Cleveland private equity firm Resilience Capital Partners has purchased shrink label maker National Label Co. and folded it into its new holding company Lux Global Label Co.
Terms of the deal, which involves Resilience partnering with LBC Credit Partners and The Kennedy Group on financing, were not disclosed.
Resilience said in a news release that it will commit "significant financial capital" to help grow the business, but it declined to say how much. The firm said in the release that it also has formed a team of industry veterans to "strengthen the new company's operations and industry stature."
"The financial and operating investments that Resilience Capital Partners is making will enable the new company to continue operations and meet customer needs, building upon a century of excellence in labeling," said Resilience co-CEO Steven Rosen in a statement.

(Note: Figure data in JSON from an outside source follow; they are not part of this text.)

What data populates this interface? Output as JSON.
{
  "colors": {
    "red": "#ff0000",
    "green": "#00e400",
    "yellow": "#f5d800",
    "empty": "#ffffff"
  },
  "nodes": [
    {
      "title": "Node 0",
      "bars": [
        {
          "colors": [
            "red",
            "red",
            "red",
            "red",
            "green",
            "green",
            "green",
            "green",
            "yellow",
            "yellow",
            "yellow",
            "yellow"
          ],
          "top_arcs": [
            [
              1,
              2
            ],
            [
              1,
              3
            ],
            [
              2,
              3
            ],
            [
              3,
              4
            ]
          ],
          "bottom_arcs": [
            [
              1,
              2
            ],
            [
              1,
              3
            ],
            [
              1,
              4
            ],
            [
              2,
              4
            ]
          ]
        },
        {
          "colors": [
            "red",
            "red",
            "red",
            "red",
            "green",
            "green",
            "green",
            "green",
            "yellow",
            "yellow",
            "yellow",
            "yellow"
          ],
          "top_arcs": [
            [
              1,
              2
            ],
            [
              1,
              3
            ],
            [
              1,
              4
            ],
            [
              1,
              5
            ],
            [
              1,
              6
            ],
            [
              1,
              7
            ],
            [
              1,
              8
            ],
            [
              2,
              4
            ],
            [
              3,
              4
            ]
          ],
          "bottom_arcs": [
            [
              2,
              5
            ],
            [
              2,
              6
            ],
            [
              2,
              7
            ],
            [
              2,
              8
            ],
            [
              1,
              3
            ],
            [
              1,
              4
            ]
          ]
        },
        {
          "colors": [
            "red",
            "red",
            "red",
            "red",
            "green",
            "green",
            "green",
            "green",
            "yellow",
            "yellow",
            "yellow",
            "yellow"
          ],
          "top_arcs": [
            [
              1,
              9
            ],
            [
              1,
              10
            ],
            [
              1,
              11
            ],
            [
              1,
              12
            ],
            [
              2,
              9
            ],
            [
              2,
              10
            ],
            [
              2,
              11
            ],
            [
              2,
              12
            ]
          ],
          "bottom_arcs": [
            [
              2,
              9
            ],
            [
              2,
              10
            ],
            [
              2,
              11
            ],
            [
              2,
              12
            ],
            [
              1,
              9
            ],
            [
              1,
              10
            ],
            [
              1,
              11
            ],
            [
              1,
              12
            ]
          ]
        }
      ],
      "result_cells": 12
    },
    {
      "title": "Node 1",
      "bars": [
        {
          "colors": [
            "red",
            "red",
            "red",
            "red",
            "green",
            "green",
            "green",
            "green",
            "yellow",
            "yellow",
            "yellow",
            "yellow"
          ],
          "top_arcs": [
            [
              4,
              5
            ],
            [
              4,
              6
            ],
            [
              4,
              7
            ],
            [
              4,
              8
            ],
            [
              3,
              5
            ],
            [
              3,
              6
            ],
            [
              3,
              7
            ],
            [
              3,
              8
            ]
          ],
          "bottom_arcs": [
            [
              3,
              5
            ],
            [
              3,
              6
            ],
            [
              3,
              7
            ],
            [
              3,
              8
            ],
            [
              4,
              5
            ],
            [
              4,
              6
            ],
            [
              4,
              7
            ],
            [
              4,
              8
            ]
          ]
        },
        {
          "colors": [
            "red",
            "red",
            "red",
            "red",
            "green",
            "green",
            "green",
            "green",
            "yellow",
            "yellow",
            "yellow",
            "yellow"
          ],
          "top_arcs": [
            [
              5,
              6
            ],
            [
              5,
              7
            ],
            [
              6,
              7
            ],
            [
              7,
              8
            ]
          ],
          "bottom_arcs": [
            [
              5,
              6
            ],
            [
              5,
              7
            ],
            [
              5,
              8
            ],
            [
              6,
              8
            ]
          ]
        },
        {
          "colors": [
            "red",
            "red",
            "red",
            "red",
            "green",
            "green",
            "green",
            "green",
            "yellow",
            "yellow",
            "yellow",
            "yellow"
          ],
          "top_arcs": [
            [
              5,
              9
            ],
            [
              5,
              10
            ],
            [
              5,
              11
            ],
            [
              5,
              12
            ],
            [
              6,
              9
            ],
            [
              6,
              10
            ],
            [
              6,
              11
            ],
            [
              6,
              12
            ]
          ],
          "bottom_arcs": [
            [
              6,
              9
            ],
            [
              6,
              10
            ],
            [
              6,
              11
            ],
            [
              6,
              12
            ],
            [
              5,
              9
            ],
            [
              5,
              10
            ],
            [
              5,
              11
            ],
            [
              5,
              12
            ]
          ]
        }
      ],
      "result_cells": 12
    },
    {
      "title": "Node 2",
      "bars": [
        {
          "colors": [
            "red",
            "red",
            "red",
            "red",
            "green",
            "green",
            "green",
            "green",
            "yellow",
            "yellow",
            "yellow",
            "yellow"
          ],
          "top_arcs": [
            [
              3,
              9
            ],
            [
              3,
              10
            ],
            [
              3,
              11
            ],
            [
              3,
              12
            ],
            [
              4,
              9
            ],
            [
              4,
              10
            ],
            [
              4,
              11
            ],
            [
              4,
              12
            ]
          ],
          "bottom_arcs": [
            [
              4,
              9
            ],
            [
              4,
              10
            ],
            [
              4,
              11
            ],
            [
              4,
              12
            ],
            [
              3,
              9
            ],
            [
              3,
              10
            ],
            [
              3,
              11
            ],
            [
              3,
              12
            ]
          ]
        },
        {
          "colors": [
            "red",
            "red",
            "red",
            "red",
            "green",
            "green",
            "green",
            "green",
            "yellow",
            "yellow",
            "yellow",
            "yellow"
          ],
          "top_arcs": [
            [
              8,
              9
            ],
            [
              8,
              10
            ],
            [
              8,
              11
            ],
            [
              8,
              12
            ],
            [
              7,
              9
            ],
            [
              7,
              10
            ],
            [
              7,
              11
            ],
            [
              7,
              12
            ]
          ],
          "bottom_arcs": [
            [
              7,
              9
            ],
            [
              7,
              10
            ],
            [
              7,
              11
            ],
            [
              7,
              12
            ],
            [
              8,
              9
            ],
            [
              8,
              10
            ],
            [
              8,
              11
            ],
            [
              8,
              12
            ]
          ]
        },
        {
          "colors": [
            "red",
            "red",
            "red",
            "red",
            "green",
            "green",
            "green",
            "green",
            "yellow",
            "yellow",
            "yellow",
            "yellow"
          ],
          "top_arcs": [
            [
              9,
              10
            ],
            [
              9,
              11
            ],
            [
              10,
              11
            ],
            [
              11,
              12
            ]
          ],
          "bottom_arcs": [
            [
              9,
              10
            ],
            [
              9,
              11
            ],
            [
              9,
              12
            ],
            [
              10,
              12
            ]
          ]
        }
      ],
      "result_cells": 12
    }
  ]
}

National Label, which had been family owned since 1914, employs 350 at its Lafayette Hill, Pa., headquarters and at least another 100 more between its plants in Singapore and Puerto Rico, according to Philly.com.
The company reportedly makes 20 billion labels a year, the website reported.
"If you looked at the location of our headquarters, you would say we are an American company," said Ron Cozean, the label maker's new CEO, in a statement. "However, if you looked at the location of our customers — from Europe to the Middle East to Asia — you would see that we are a global company. We have the scale, the distribution and the expertise to be a leader globally, and our job is to get there."
Resilience invests in niche manufacturing and business services companies, targeting platform investments in companies with $25 million to $250 million in revenues. The firm closed its most recent fund, Resilience Capital Fund IV L.P. in January 2016 at $350 million.